Harun juga menyatakan ada eskalasi atau peningkatan kebakaran dalam beberapa hari ini terakhir. 

Ia merinci, kebakaran terjadi di daerah Landasan Ulin Selatan, Landasan Ulin Tengah, dan Landasan Ulin Timur. 

Menurutnya, di daerah itu terdapat puluhan hektare lahan gambut sehingga menimbulkan kepulan asap lumayan tebal.

Jarak pandang dan kualitas udara pun terganggu akibat karhutla yang terjadi di wilayah tersebut. 

Baca Juga: Kabut Asap Karhutla Kembali Selimuti Banjarbaru & Palangka Raya | SAPA MALAM

Warga Banjarbaru, Erli Santi mengungkap kabut asap sampai masuk rumah dan menganggu aktivitas sehari-harinya. 

"24 jam kami di sini menghirup asap. Setiap pagi mulai kabut, nggak ada kelihatan apa-apa," ungkapnya dalam program sama. 

Erli mengatakan ia harus mengenakan masker saat beraktivitas sehari-hari, bahkan di dalam rumah. 

Tidak hanya itu, ia mengatakan jarak pandang jadi terganggu akibat kabut asap. Kabut juga menurutnya menyebabkan mata pedih. 

Erli juga menceritakan aktivitas anak-anak sekolah di lokasi tersebut saat kabut asap melanda. 

Ia mengatakan anak-anak sekolah di sekitar sana berangkat sekolah lebih siang, menunggu kabut asap hilang terlebih dahulu. 

 

Download KompasTV Apps di TV kamu, sekarang juga di https://app.kompas.tv/. Satu apps untuk semua Video Premium, Breaking News, dan Live Streaming 24/7 dari Kompas Gramedia.

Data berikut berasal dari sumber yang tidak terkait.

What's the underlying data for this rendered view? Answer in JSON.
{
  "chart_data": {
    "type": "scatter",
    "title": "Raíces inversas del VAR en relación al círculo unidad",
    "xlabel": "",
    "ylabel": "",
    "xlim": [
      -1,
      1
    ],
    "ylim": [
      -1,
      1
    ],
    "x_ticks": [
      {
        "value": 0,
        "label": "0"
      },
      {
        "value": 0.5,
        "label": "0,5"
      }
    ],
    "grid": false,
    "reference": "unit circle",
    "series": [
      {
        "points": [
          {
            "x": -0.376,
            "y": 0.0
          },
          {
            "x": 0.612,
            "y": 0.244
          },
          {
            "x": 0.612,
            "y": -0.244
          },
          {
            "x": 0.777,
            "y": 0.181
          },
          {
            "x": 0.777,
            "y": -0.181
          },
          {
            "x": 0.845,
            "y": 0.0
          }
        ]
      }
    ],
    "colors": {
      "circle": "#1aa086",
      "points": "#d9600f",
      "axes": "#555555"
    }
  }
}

Penulis : Tri Angga Kriswaningsih Editor : Gading-Persada

Sumber : Kompas TV

Tag
  • asap
  • kabut asap
  • karhutla
  • banjarbaru
  • kalsel
  • polusi udara
Selengkapnya


Artikel Asli

Lanjut baca:

thumb
Meutya Hafid Minta KIP Jaga Kepercayaan Publik dan Akurasi Informasi
• 15 jam laluwartaekonomi.co.id
thumb
Polda Metro gagalkan peredaran 108,23 gram tembakau sintetis di Depok
• 1 jam laluantaranews.com
thumb
Dalami Konstruksi Perkara Febrie, Kejagung Periksa 3 Pihak Swasta dan 1 Saksi Meringankan Don Ritto
• 15 jam lalukompas.tv
thumb
Purbaya Beri Sinyal Subsidi Motor Listrik Mulai Berjalan September 2026
• 17 jam lalukumparan.com
thumb
Menkop Ferry: Keberhasilan Koperasi Juga Diukur dari Manfaat bagi Masyarakat
• 5 jam laludetik.com
Berhasil disimpan.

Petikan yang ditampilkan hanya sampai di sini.